Description
Creamy Alfredo sauce hugs every cheesy bite of tortelloni, while juicy grilled chicken adds the perfect savory finish. This dish is simple enough for a weeknight, yet indulgent enough for guests. It comes together fast, and reheats beautifully, making it a new go-to comfort classic.
Ingredients
2 boneless, skinless chicken breasts
1 tablespoon olive oil
Salt and black pepper to taste
18 oz cheese tortelloni (preferably asiago-filled)
2 tablespoons unsalted butter
2 cloves garlic, minced
1 cup heavy cream
1/2 cup grated Parmesan cheese
1/2 cup shredded Asiago cheese
2 tablespoons fresh parsley (optional)
Instructions
- Pat the chicken dry and rub with olive oil, salt, and pepper.
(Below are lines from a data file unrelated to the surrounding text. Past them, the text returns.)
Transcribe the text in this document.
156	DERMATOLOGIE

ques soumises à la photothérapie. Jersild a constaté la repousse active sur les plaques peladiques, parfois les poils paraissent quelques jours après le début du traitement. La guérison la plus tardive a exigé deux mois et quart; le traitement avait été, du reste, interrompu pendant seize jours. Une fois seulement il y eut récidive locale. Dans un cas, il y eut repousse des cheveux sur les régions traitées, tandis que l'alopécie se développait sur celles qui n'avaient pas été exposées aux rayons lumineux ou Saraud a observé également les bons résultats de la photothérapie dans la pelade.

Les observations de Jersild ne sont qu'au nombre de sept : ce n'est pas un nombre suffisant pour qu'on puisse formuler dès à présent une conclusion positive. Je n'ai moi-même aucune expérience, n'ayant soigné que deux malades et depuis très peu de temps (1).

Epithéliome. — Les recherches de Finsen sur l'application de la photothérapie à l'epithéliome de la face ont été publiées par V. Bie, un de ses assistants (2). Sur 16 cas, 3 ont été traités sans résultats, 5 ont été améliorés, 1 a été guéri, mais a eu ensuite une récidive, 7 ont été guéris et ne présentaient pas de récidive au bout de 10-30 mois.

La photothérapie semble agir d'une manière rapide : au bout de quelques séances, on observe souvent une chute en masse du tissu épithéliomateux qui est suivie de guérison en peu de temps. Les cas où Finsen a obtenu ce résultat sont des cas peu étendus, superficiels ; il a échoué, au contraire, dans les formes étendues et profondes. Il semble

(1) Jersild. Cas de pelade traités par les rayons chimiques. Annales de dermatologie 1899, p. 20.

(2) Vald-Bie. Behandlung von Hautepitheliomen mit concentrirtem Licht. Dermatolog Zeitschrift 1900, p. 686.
Grill over medium-high heat for 6–7 minutes per side or until internal temperature reaches 165°F. Let rest, then slice.
- Cook the tortelloni in salted boiling water according to package directions. Drain and reserve a little pasta water.
- In a skillet, melt butter over medium heat and sauté garlic for 30 seconds.
- Add heavy cream and simmer gently. Reduce heat, then whisk in Parmesan and Asiago until smooth.
- Toss in cooked tortelloni. Add pasta water if needed to loosen the sauce.
- Serve topped with sliced grilled chicken and garnish with parsley.